Sony Patent Wants to Present Customized Teasers to Players to Entice Purchases

A recently-filed Sony Interactive Entertainment game advertising patent is showing that Sony is probably going to be changing the way they advertise games to people at some point in the near future. While we don’t know exactly where this patent will be implemented, the patent says it’s a better way to advertise to gamers than through demos:

In response to increased competition, video game designers have devised means to provide potential players the ability to play a test level or portion of the video game. Unfortunately, many of these trial or teaser levels are chosen arbitrarily and may not appeal to many players.

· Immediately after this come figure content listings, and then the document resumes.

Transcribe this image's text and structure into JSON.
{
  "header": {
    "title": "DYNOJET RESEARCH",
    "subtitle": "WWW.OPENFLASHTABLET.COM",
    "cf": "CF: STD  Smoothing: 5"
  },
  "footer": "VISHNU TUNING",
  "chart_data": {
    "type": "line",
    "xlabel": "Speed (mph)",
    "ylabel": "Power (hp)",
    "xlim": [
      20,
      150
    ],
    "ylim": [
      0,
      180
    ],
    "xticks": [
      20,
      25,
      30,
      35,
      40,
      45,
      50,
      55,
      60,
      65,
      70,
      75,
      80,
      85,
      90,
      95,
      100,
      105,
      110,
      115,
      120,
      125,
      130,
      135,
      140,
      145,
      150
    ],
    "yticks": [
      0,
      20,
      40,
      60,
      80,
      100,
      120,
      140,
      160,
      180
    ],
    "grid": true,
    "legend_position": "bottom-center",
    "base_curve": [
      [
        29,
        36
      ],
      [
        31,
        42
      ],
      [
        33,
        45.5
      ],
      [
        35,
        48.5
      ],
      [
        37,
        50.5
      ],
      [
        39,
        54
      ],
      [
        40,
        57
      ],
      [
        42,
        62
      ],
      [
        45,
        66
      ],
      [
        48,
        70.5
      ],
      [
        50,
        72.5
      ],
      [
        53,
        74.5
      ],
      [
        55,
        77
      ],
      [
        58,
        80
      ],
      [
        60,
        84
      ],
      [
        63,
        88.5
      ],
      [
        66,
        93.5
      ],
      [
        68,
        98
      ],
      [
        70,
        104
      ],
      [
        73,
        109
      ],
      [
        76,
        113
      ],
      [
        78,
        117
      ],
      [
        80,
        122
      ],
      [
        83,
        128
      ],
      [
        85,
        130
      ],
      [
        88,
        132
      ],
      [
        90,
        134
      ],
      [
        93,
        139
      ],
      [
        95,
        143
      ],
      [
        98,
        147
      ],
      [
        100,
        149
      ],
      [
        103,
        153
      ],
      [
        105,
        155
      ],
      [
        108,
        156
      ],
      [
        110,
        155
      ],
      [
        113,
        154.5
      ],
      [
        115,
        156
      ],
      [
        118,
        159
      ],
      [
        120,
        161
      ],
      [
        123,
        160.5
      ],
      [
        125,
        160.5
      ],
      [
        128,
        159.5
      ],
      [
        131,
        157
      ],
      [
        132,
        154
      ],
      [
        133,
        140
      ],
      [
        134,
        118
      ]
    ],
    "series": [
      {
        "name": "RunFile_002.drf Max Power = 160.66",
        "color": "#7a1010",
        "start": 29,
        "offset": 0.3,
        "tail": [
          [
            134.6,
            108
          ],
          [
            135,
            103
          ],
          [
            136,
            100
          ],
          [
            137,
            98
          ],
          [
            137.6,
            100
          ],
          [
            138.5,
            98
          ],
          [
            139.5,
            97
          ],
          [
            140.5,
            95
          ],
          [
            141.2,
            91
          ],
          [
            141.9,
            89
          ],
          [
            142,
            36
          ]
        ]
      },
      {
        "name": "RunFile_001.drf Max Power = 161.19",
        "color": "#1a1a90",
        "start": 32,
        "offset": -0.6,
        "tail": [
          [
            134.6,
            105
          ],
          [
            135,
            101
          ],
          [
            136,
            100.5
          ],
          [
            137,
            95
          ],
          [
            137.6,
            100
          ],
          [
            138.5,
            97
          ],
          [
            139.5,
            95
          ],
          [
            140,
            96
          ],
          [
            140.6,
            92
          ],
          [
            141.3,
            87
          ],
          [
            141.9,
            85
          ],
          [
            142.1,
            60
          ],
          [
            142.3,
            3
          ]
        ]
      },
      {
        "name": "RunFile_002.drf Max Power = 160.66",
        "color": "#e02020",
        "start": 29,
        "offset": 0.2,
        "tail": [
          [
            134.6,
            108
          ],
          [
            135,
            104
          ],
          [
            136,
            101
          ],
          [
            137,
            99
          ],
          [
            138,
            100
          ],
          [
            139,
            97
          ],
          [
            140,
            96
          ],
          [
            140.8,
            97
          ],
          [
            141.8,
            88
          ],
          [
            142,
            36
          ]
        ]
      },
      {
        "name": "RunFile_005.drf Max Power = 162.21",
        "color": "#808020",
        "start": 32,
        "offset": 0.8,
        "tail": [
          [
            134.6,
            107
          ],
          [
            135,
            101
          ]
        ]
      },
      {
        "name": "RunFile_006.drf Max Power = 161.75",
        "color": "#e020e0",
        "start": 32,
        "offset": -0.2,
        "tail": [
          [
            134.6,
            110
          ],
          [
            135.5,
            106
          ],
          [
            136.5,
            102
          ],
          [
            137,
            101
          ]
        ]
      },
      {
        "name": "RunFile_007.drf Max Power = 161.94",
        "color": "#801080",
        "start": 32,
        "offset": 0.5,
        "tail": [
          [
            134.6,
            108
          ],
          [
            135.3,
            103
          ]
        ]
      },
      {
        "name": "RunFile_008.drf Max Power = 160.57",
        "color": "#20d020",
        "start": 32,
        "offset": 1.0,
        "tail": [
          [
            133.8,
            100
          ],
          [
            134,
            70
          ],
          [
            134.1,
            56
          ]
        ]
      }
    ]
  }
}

The way that the new patent would operate would be to draw on information that the player seems to prefer, and use that data in order to figure out what games might appeal to the player. If anything, the patent seems to operate similarly to “free trials” of other games, particularly in the phrasing used in its abstract:

Additionally, the systems and methods may prompt the user to purchase the full game at the height or apex of their engagement with the interactive application.

game teaser patent Sony

Free trials have proven to be very successful in boosting the popularity of other games, for example, Square Enix’s MMO game Final Fantasy 14. That game, with a free trial that takes players all the way up to the end of Heavensward, its first expansion, has risen to be one of the world’s greatest and most popular MMORPGs.

Figuring out why players like certain games will be the job of a certain gaming server illustrated in the patent:

In one aspect, the gaming server includes memory and one or more processor to execute or otherwise provide access to one or more games, game data or interactive gaming application stored in the gaming server database. The gaming server also stores user profile data including various user preferences and other data regarding each user.

Hopefully this new Sony game advertising patent will end up being successful for Sony, especially if it turns out to be successful in getting Playstation gamers to buy more games.